If I happen to find a big pile of someone else's dishes, I will usually just do them. 

If a few days later I happen find another pile, I will do them again.... 

By the third or fourth pile within a short amount of time I start to get angry. 

It is not difficult to do dishes, it's a rather simple chore, especially if you have a dishwasher.  If you have time to make scrambled eggs every morning you should have time to rinse out the pan and throw it in the dishwasher. 

If you are one of the dirty dish collection contributors please stop pretending that you are:

A) letting them "soak" for three days 
B) Saving all seven of those cups for later
C) Conserving water 
D) Conserving dish-soap
E) Saving them so you have something to do later. 

Just do your dang dishes. 

There is almost always at least one culprit per roommate infested dwelling who refuses to learn the dishwashing art. Since I've moved five times in the last three years and had five separate sets of roommates, i've come up with an enforcement program for the non-dish-doers. 

To encourage dish-doing, drop subtle hints about the state of the sink in overly-loud conversations. Make sure you're close enough that they can hear you. 
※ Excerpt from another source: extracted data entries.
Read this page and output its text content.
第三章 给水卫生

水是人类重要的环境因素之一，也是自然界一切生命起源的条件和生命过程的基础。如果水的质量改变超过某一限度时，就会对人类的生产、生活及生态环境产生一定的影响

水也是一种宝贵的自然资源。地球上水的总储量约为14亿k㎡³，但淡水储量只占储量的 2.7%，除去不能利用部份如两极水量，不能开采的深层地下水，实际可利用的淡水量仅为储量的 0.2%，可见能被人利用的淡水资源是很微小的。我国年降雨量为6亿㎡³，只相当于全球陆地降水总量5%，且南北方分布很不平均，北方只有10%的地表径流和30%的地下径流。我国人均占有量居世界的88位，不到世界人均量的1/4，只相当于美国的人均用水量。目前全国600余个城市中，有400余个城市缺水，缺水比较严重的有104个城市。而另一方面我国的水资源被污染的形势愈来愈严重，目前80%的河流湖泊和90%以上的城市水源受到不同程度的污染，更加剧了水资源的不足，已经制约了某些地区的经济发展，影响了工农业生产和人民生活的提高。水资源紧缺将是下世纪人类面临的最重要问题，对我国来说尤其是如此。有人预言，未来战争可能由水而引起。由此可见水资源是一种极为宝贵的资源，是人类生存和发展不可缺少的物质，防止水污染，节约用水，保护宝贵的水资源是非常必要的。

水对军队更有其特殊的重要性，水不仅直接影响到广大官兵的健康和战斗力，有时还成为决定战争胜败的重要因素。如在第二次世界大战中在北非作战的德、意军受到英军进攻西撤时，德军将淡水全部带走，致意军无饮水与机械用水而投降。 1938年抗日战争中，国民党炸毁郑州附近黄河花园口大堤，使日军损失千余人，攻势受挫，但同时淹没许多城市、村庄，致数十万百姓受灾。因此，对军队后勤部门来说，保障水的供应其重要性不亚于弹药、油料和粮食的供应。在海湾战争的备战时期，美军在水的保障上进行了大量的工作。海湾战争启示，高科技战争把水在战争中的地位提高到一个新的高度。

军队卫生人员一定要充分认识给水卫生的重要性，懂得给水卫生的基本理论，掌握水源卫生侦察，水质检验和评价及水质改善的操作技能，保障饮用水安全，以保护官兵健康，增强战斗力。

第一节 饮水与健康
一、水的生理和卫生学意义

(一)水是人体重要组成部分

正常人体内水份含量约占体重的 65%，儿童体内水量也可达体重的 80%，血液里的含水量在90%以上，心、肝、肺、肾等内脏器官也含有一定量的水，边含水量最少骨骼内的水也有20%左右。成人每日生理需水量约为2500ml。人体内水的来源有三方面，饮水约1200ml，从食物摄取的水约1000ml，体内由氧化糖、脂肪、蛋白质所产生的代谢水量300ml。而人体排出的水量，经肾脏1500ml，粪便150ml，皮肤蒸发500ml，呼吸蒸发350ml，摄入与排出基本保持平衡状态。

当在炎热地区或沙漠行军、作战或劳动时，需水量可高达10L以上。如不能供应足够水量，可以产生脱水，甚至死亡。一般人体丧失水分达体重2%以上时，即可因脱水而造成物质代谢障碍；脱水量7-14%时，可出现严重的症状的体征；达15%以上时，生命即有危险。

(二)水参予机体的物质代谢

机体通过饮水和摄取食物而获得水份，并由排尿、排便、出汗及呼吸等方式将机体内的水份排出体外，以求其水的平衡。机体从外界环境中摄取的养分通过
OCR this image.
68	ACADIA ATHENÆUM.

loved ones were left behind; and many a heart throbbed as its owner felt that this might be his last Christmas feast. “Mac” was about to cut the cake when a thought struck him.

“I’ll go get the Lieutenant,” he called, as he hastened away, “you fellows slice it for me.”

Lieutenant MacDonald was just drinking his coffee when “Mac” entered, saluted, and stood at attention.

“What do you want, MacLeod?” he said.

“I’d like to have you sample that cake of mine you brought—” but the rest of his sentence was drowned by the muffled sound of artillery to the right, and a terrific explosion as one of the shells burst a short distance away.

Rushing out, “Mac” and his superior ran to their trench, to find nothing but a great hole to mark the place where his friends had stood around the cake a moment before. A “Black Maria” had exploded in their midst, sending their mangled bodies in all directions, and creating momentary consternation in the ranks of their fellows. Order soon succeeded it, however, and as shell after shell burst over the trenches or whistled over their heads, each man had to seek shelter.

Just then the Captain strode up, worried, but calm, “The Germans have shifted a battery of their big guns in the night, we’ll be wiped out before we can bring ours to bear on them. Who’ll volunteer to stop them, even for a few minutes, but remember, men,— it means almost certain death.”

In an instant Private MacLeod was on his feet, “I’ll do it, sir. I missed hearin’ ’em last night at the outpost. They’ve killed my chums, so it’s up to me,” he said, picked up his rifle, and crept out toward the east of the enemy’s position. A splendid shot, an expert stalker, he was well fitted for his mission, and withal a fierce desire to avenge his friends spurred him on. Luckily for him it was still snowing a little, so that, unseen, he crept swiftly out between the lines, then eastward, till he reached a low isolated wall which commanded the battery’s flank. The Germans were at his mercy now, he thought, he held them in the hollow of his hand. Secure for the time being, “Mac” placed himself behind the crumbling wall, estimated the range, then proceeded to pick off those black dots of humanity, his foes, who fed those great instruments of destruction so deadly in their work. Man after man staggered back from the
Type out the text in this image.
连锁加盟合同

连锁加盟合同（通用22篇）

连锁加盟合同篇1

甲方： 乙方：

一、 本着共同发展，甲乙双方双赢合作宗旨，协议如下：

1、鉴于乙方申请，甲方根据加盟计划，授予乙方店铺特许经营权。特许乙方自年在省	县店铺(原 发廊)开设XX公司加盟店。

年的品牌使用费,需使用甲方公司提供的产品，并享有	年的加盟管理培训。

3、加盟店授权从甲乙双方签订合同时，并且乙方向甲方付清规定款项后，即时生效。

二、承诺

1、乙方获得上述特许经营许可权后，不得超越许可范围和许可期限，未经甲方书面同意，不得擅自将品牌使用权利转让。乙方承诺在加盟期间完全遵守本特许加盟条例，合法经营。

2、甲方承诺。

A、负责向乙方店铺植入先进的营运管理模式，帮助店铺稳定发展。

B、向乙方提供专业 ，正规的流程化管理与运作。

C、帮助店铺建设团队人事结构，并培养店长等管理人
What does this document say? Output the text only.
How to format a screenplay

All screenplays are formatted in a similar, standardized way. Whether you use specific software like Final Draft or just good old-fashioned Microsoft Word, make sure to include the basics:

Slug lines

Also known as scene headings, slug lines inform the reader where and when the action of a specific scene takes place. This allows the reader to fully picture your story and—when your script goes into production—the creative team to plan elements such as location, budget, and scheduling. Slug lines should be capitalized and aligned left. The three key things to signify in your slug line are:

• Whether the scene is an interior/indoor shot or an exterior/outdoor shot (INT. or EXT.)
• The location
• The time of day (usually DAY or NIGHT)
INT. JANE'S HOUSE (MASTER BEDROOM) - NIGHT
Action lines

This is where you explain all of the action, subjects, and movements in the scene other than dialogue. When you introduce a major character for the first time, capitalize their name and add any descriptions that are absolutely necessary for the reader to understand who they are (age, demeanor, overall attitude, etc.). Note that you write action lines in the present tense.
If they haven't gotten the hint after measure numero uno, I leave a nice note. I make sure to include lots of smileys and x's and o's so everyone stays happy. 

Within a day of writing this sweet note the dishes are almost always done, Mission accomplished.  

Wrong. A dish leaver will continue to leave dishes until you break them of the habit. Subsequent notes are always warranted. The second should still be nice, maybe try an appeal to humor. 
If he/she still hasn't found the dishwasher after the second nice note is left, harsher measures are called for. I then break out the blunt note. There are not smilies or graphics in this note, but I make sure to at least add thanks or something to the bottom to avoid a roommate blowout.  


This almost always works. 

ALMOST always. 

If after the mean note I still end up loading the dishwasher with other people's dishes, I have to resort to an all out dish strike. This is not an easy feat for me. I think about the undone dishes all day long. 

At the end of one particular dish strike I had a mental breakdown. 
Alison had left her vegan pancake party dishes in the sink for a full 2 weeks, despite my progression of notes. They were horrid looking and smelling when she made them since they lacked eggs, milk, and anything else normal humans recognize as food, but after two weeks they were beyond rank. 

It was time for drastic measures. I readied the fifth note. 

And placed it with her smelly, syrup soaked dishes... 
.... on her unmade hemp-sheets. 

Oh, and since we, the dish police of 465 North, owned all of the dishes in use, we took the liberty of removing them from the kitchen. 
We relocated every pot, pan, plate and utensil to our rooms in the basement and held them hostage until the rest of the house solemnly swore to do their dishes. 

We got our own mean note back from Alison but from then on she did her dishes
.... and we took to drawing faces on all of the meat we kept in the fridge. 
... She moved out shortly thereafter... 

Moral of the story: Don't be a gross-o. Do your dishes or someone might accidentally get stale syrup and vegan pancakes on your bed.